Come cambiare la batteria auto in poche e semplici mosse

 

 

Anche se la procedura di cambio della batteria della propria auto potrebbe variare leggermente da modello a modello, cerchiamo di comprendere in che modo si possa effettuare la sostituzione di questo fondamentale elemento in poche e semplici mosse e, per giunta, senza lasciare il veicolo senza corrente (situazione che potrebbe generare la perdita dei dati del computer di bordo, e altre impostazioni dell’auto).

 

Come intuibile, la prima cosa da fare è certamente quella di acquistare una batteria compatibile con la vostra auto: assicuratevi che abbia corretta tensione, idoneo amperaggio e giusta misura, e preparatevi quindi all'intervento di sostituzione.
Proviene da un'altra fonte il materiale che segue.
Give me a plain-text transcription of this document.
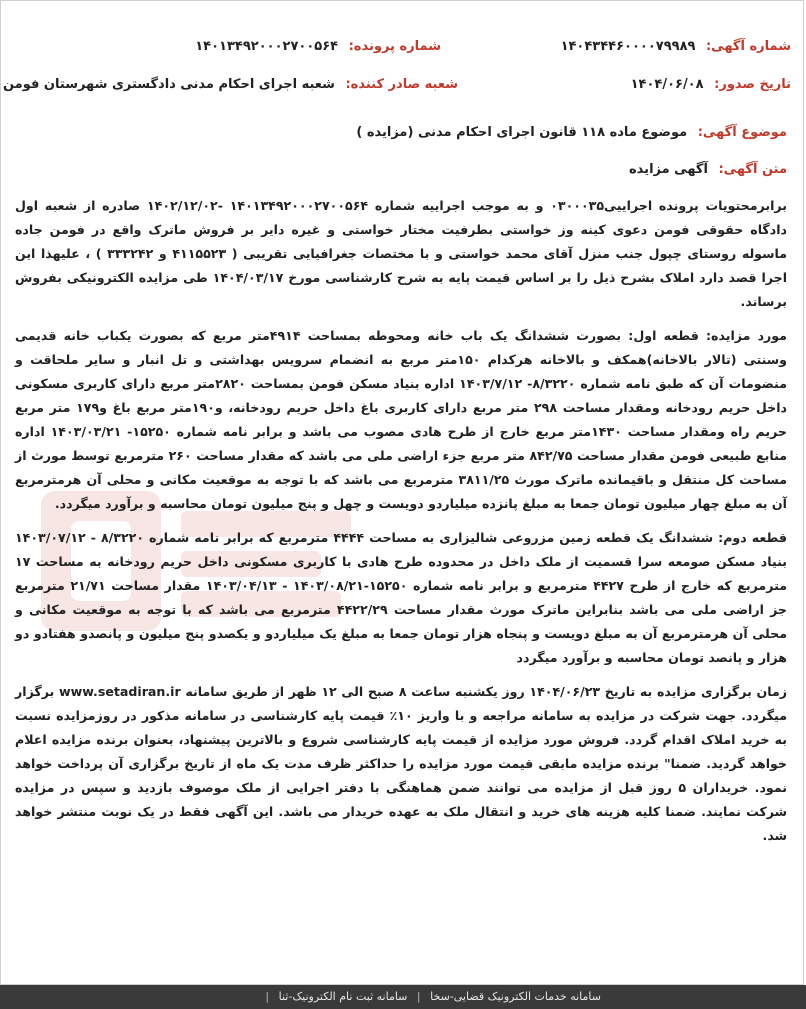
شماره آگهی: ۱۴۰۴۳۴۴۶۰۰۰۰۷۹۹۸۹
شماره پرونده: ۱۴۰۱۳۴۹۲۰۰۰۲۷۰۰۵۶۴
تاریخ صدور: ۱۴۰۴/۰۶/۰۸
شعبه صادر کننده: شعبه اجرای احکام مدنی دادگستری شهرستان فومن
موضوع آگهی: موضوع ماده ۱۱۸ قانون اجرای احکام مدنی (مزایده )
متن آگهی: آگهی مزایده

برابرمحتویات پرونده اجراییی۰۳۰۰۰۳۵ و به موجب اجراییه شماره ۱۴۰۱۳۴۹۲۰۰۰۲۷۰۰۵۶۴ -۱۴۰۲/۱۲/۰۲ صادره از شعبه اول دادگاه حقوقی فومن دعوی کینه وز خواستی بطرفیت مختار خواستی و غیره دایر بر فروش ماترک واقع در فومن جاده ماسوله روستای چپول جنب منزل آقای محمد خواستی و با مختصات جغرافیایی تقریبی ( ۴۱۱۵۵۲۳ و ۳۳۳۲۴۲ ) ، علیهذا این اجرا قصد دارد املاک بشرح ذیل را بر اساس قیمت پایه به شرح کارشناسی مورخ ۱۴۰۴/۰۳/۱۷ طی مزایده الکترونیکی بفروش برساند.

مورد مزایده: قطعه اول: بصورت ششدانگ یک باب خانه ومحوطه بمساحت ۴۹۱۴متر مربع که بصورت یکباب خانه قدیمی وسنتی (تالار بالاخانه)همکف و بالاخانه هرکدام ۱۵۰متر مربع به انضمام سرویس بهداشتی و تل انبار و سایر ملحاقت و منضومات آن که طبق نامه شماره ۸/۳۲۲۰- ۱۴۰۳/۷/۱۲ اداره بنیاد مسکن فومن بمساحت ۲۸۲۰متر مربع دارای کاربری مسکونی داخل حریم رودخانه ومقدار مساحت ۲۹۸ متر مربع دارای کاربری باغ داخل حریم رودخانه، و۱۹۰متر مربع باغ و۱۷۹ متر مربع حریم راه ومقدار مساحت ۱۴۳۰متر مربع خارج از طرح هادی مصوب می باشد و برابر نامه شماره ۱۵۲۵۰- ۱۴۰۳/۰۳/۲۱ اداره منابع طبیعی فومن مقدار مساحت ۸۴۲/۷۵ متر مربع جزء اراضی ملی می باشد که مقدار مساحت ۲۶۰ مترمربع توسط مورث از مساحت کل منتقل و باقیمانده ماترک مورث ۳۸۱۱/۲۵ مترمربع می باشد که با توجه به موقعیت مکانی و محلی آن هرمترمربع آن به مبلغ چهار میلیون تومان جمعا به مبلغ پانزده میلیاردو دویست و چهل و پنج میلیون تومان محاسبه و برآورد میگردد.

قطعه دوم: ششدانگ یک قطعه زمین مزروعی شالیزاری به مساحت ۴۴۴۴ مترمربع که برابر نامه شماره ۸/۳۲۲۰ - ۱۴۰۳/۰۷/۱۲ بنیاد مسکن صومعه سرا قسمیت از ملک داخل در محدوده طرح هادی با کاربری مسکونی داخل حریم رودخانه به مساحت ۱۷ مترمربع که خارج از طرح ۴۴۲۷ مترمربع و برابر نامه شماره ۱۵۲۵۰-۱۴۰۳/۰۸/۲۱ - ۱۴۰۳/۰۴/۱۳ مقدار مساحت ۲۱/۷۱ مترمربع جز اراضی ملی می باشد بنابراین ماترک مورث مقدار مساحت ۴۴۲۲/۲۹ مترمربع می باشد که با توجه به موقعیت مکانی و محلی آن هرمترمربع آن به مبلغ دویست و پنجاه هزار تومان جمعا به مبلغ یک میلیاردو و یکصدو پنج میلیون و پانصدو هفتادو دو هزار و پانصد تومان محاسبه و برآورد میگردد

زمان برگزاری مزایده به تاریخ ۱۴۰۴/۰۶/۲۳ روز یکشنبه ساعت ۸ صبح الی ۱۲ ظهر از طریق سامانه www.setadiran.ir برگزار میگردد. جهت شرکت در مزایده به سامانه مراجعه و با واریز ۱۰٪ قیمت پایه کارشناسی در سامانه مذکور در روزمزایده نسبت به خرید املاک اقدام گردد. فروش مورد مزایده از قیمت پایه کارشناسی شروع و بالاترین پیشنهاد، بعنوان برنده مزایده اعلام خواهد گردید. ضمنا" برنده مزایده مابقی قیمت مورد مزایده را حداکثر ظرف مدت یک ماه از تاریخ برگزاری آن پرداخت خواهد نمود. خریداران ۵ روز قبل از مزایده می توانند ضمن هماهنگی با دفتر اجرایی از ملک موصوف بازدید و سپس در مزایده شرکت نمایند. ضمنا کلیه هزینه های خرید و انتقال ملک به عهده خریدار می باشد. این آگهی فقط در یک نوبت منتشر خواهد شد.

سامانه خدمات الکترونیک قضایی-سخا | سامانه ثبت نام الکترونیک-ثنا |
Una volta aperto il vano motore, togliete tutte le eventuali coperture e svitate il morsetto negativo; successivamente, fate la stessa cosa con il morsetto positivo, avendo cura che i morsetti siano tenuti lontano dai poli.

 

Ora, considerato che l’azione sui morsetti è fondamentale per evitare corto circuiti (potenzialmente dannosi anche per chi effettua l’operazione di sostituzione della batteria), soffermiamoci un secondo sulle caratteristiche utili per poter individuare gli stessi. Quello positivo è contraddistinto da un colore rosso, dal simbolo più (+) e da una dimensione che è lievemente più grande rispetto a quello negativo (il maggiore diametro è intuibile comunque a occhio nudo). Di contro, il morsetto negativo è contraddistinto da un colore nero (o, in alternativa, blu o verde), dal simbolo meno (-) e, ovviamente, da una dimensione che non potrà che essere lievemente più piccola rispetto al positivo.

 

Adesso che avete “liberato” la batteria, potete sfilarla dolcemente dal suo vano e riporla in un luogo sicuro (non dimenticate di conferirla in un centro autorizzato per la raccolta, al termine di tutto l’iter procedurale).

 

Ora che avete eliminato la vecchia batteria auto, potete dedicarvi all'installazione della nuova: la procedura è abbastanza facile, visto e considerato che sarà sufficiente inserire l’elemento nell'apposito vano, ricollegare e stringere i morsetti (nel senso inverso, pertanto prima quello positivo e poi quello negativo), e applicare le precedenti ed eventuali coperture.

 

Infine, una piccola cautela: nell'operazione è possibile che alcuni sistemi elettrici dell’auto possano prendere… “vita”. È probabile, ad esempio, che possa suonare l’antifurto (tenetevi pronti a staccarlo o a spegnerlo in tale ipotesi), o ancora che possano scattare le chiusure centralizzate delle portiere (per evitare tale pregiudizio, tenete aperta almeno una portiera durante l’intera transazione di sostituzione della batteria).

 

Oltre a quanto sopra, se volete avere una migliore cura della batteria, evitando una più celere usura, una volta montata abbiate l’accortezza di cospargere i poli con un apposito grasso che potreste acquistare presso i rivenditori: in questo modo riuscirete a evitare la solfatazione delle parti terminali e, di conseguenza, allungare l’efficacia della stessa batteria.

 

Altresì, se avete in previsione la certezza di non utilizzare la vostra auto per un periodo di tempo abbastanza rilevante (un mese circa), è consigliabile scollegare i morsetti dai terminali e – ammesso che siate in possesso dell’idoneo caricatore - tenere periodicamente in carica la batteria.